In category-theory terms:

objects are connected by arrows, arrows compose when their endpoints match

Checkpoint

Why does this composition compile:

TokenId -> Vector -> Logits

but this one does not:

TokenId -> Vector -> Distribution

A strong answer should mention that Softmax expects Logits, not Vector.

Where This Leaves Us

This chapter turned ordinary transformations into named arrows. Identity<T> leaves a value unchanged, Compose<F, G, Middle> connects compatible arrows, and Endomorphism<T> names the special case where the input and output object are the same.

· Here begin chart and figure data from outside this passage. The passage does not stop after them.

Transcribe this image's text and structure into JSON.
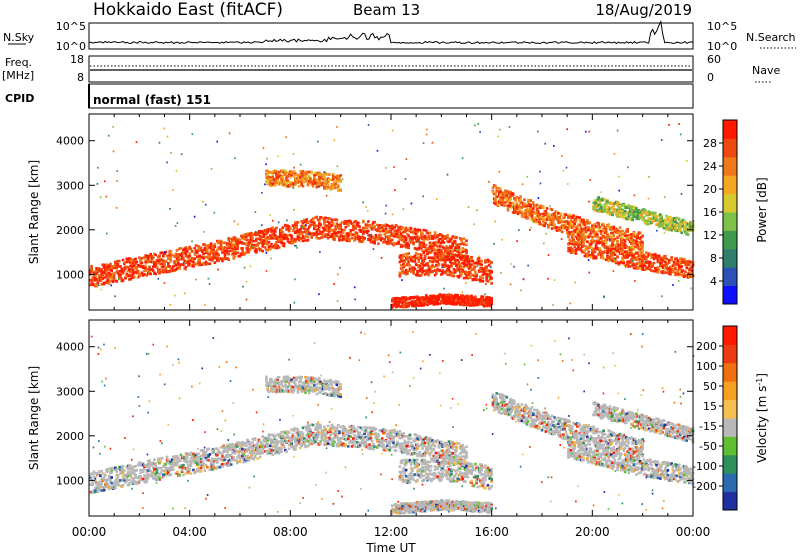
{
  "header": {
    "station": "Hokkaido East (fitACF)",
    "beam": "Beam 13",
    "date": "18/Aug/2019"
  },
  "summary": {
    "nsky_label": "N.Sky",
    "nsky_ticks": [
      "10^5",
      "10^0"
    ],
    "nsearch_label": "N.Search",
    "nsearch_ticks": [
      "10^5",
      "10^0"
    ],
    "freq_label": "Freq.",
    "freq_unit": "[MHz]",
    "freq_ticks": [
      "18",
      "8"
    ],
    "nave_label": "Nave",
    "nave_ticks": [
      "60",
      "0"
    ],
    "cpid_label": "CPID",
    "cpid_value": "normal (fast) 151"
  },
  "chart_data": [
    {
      "type": "heatmap",
      "name": "power-panel",
      "xlabel": "",
      "ylabel": "Slant Range [km]",
      "ylim": [
        200,
        4600
      ],
      "yticks": [
        "1000",
        "2000",
        "3000",
        "4000"
      ],
      "xlim": [
        "00:00",
        "24:00"
      ],
      "colorbar": {
        "label": "Power [dB]",
        "ticks": [
          "4",
          "8",
          "12",
          "16",
          "20",
          "24",
          "28"
        ],
        "colors": [
          "#1010ff",
          "#2a52b8",
          "#2f7d6a",
          "#3f9a4e",
          "#7ec24a",
          "#d8c830",
          "#f5a623",
          "#f07818",
          "#ee4a10",
          "#ff1a00"
        ]
      },
      "echo_bands": [
        {
          "t": [
            0,
            5,
            9,
            12,
            15
          ],
          "r": [
            950,
            1500,
            2050,
            1900,
            1550
          ],
          "w": 240,
          "level": 0.88
        },
        {
          "t": [
            7,
            8.5,
            10
          ],
          "r": [
            3150,
            3150,
            3050
          ],
          "w": 180,
          "level": 0.75
        },
        {
          "t": [
            12.3,
            14,
            16
          ],
          "r": [
            1200,
            1250,
            1050
          ],
          "w": 260,
          "level": 0.9
        },
        {
          "t": [
            12,
            14,
            16
          ],
          "r": [
            350,
            450,
            380
          ],
          "w": 110,
          "level": 1.0
        },
        {
          "t": [
            16,
            18.5,
            22
          ],
          "r": [
            2800,
            2200,
            1700
          ],
          "w": 220,
          "level": 0.8
        },
        {
          "t": [
            19,
            21.5,
            24
          ],
          "r": [
            1700,
            1350,
            1100
          ],
          "w": 200,
          "level": 0.85
        },
        {
          "t": [
            20,
            22,
            24
          ],
          "r": [
            2600,
            2300,
            2000
          ],
          "w": 160,
          "level": 0.5
        }
      ]
    },
    {
      "type": "heatmap",
      "name": "velocity-panel",
      "xlabel": "Time UT",
      "ylabel": "Slant Range [km]",
      "ylim": [
        200,
        4600
      ],
      "yticks": [
        "1000",
        "2000",
        "3000",
        "4000"
      ],
      "xticks": [
        "00:00",
        "04:00",
        "08:00",
        "12:00",
        "16:00",
        "20:00",
        "00:00"
      ],
      "xlim": [
        "00:00",
        "24:00"
      ],
      "colorbar": {
        "label": "Velocity [m s^-1]",
        "ticks": [
          "200",
          "100",
          "50",
          "15",
          "-15",
          "-50",
          "-100",
          "-200"
        ],
        "colors": [
          "#2030a0",
          "#2a6ab0",
          "#2f8f5a",
          "#5fbf30",
          "#b8b8b8",
          "#f5c050",
          "#f5a020",
          "#f07010",
          "#ee3a10",
          "#ff1a00"
        ]
      },
      "echo_bands": [
        {
          "t": [
            0,
            5,
            9,
            12,
            15
          ],
          "r": [
            950,
            1500,
            2050,
            1900,
            1550
          ],
          "w": 240,
          "level": 0.5
        },
        {
          "t": [
            7,
            8.5,
            10
          ],
          "r": [
            3150,
            3150,
            3050
          ],
          "w": 180,
          "level": 0.45
        },
        {
          "t": [
            12.3,
            14,
            16
          ],
          "r": [
            1200,
            1250,
            1050
          ],
          "w": 260,
          "level": 0.7
        },
        {
          "t": [
            12,
            14,
            16
          ],
          "r": [
            350,
            450,
            380
          ],
          "w": 110,
          "level": 0.3
        },
        {
          "t": [
            16,
            18.5,
            22
          ],
          "r": [
            2800,
            2200,
            1700
          ],
          "w": 220,
          "level": 0.5
        },
        {
          "t": [
            19,
            21.5,
            24
          ],
          "r": [
            1700,
            1350,
            1100
          ],
          "w": 200,
          "level": 0.5
        },
        {
          "t": [
            20,
            22,
            24
          ],
          "r": [
            2600,
            2300,
            2000
          ],
          "w": 160,
          "level": 0.48
        }
      ]
    }
  ]
}
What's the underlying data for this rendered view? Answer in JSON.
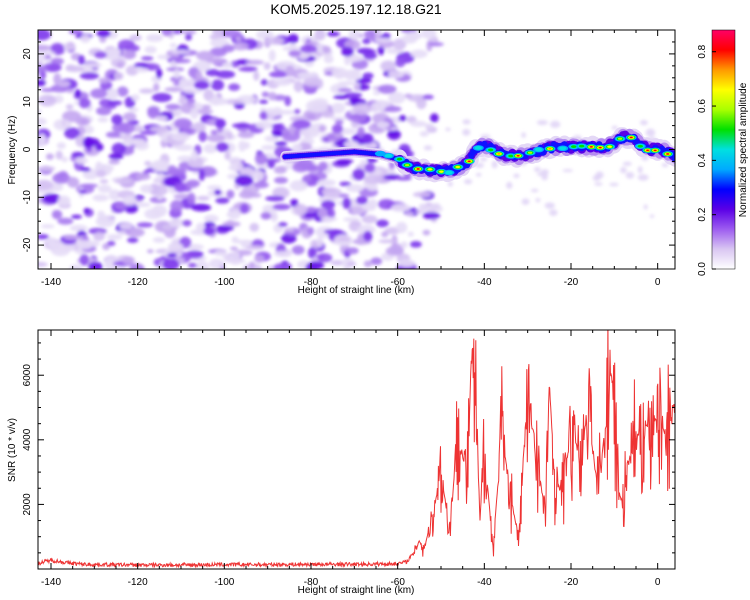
{
  "title": "KOM5.2025.197.12.18.G21",
  "chart_data": [
    {
      "type": "heatmap",
      "xlabel": "Height of straight line (km)",
      "ylabel": "Frequency (Hz)",
      "xlim": [
        -143,
        4
      ],
      "ylim": [
        -25,
        25
      ],
      "x_ticks": [
        -140,
        -120,
        -100,
        -80,
        -60,
        -40,
        -20,
        0
      ],
      "y_ticks": [
        -20,
        -10,
        0,
        10,
        20
      ],
      "colorbar": {
        "label": "Normalized spectral amplitude",
        "range": [
          0,
          0.88
        ],
        "ticks": [
          "0.0",
          "0.2",
          "0.4",
          "0.6",
          "0.8"
        ],
        "colors": [
          "#ffffff",
          "#d9c6f2",
          "#9d5cf0",
          "#5a00e6",
          "#0000ff",
          "#00aaff",
          "#00e0e0",
          "#00e000",
          "#aaff00",
          "#ffff00",
          "#ff9900",
          "#ff0000",
          "#ff0066"
        ]
      },
      "noise_region_x": [
        -143,
        -57
      ],
      "signal_ridge": {
        "x": [
          -86,
          -78,
          -70,
          -64,
          -60,
          -56,
          -52,
          -48,
          -44,
          -42,
          -40,
          -36,
          -32,
          -28,
          -24,
          -20,
          -16,
          -12,
          -8,
          -6,
          -4,
          -2,
          0,
          2,
          4
        ],
        "frequency": [
          -1.5,
          -1,
          -0.5,
          -1,
          -2,
          -4,
          -4.5,
          -4.5,
          -3,
          0,
          1,
          -1,
          -1.5,
          -0.5,
          0.5,
          0.5,
          0.5,
          0.5,
          2.5,
          2.5,
          1,
          0,
          0,
          -0.5,
          -1.5
        ]
      }
    },
    {
      "type": "line",
      "xlabel": "Height of straight line (km)",
      "ylabel": "SNR (10 * v/v)",
      "xlim": [
        -143,
        4
      ],
      "ylim": [
        0,
        7400
      ],
      "x_ticks": [
        -140,
        -120,
        -100,
        -80,
        -60,
        -40,
        -20,
        0
      ],
      "y_ticks": [
        2000,
        4000,
        6000
      ],
      "line_color": "#ee3333",
      "series": [
        {
          "x": [
            -143,
            -140,
            -136,
            -132,
            -128,
            -120,
            -110,
            -100,
            -90,
            -80,
            -70,
            -64,
            -60,
            -58,
            -56,
            -55,
            -54,
            -52,
            -50,
            -48,
            -46,
            -44,
            -43,
            -42,
            -41,
            -40,
            -38,
            -36,
            -34,
            -32,
            -31,
            -30,
            -28,
            -26,
            -25,
            -24,
            -22,
            -20,
            -18,
            -16,
            -14,
            -12,
            -11,
            -10,
            -9,
            -8,
            -7,
            -6,
            -4,
            -2,
            0,
            2,
            4
          ],
          "y": [
            150,
            250,
            160,
            120,
            110,
            100,
            100,
            110,
            110,
            120,
            120,
            130,
            140,
            200,
            500,
            900,
            600,
            1600,
            3000,
            1200,
            4400,
            2600,
            6600,
            5000,
            1500,
            3800,
            600,
            4200,
            2400,
            800,
            3500,
            4900,
            3900,
            1500,
            5800,
            3000,
            2300,
            4300,
            3600,
            4900,
            2600,
            4300,
            6400,
            5200,
            2400,
            2000,
            3000,
            3800,
            4300,
            4500,
            4700,
            4100,
            5300
          ]
        }
      ]
    }
  ]
}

The next chapter fills those arrow shapes with concrete ML behavior: token windowing, embedding lookup, linear projection, softmax, and cross entropy.

Further Reading

These pages give the supporting vocabulary for the arrow layer:

  • Glossary: morphism, identity morphism, composition, endomorphism
  • References: applied category theory and Rust module structure

Retrieval Practice

Recall

What does Morphism<Input, Output> require an implementation to provide?

Explain

Why does Compose<F, G, Middle> need the middle type to match?

Apply

Write a diagram for the legal path from TokenId to Distribution, naming the middle objects.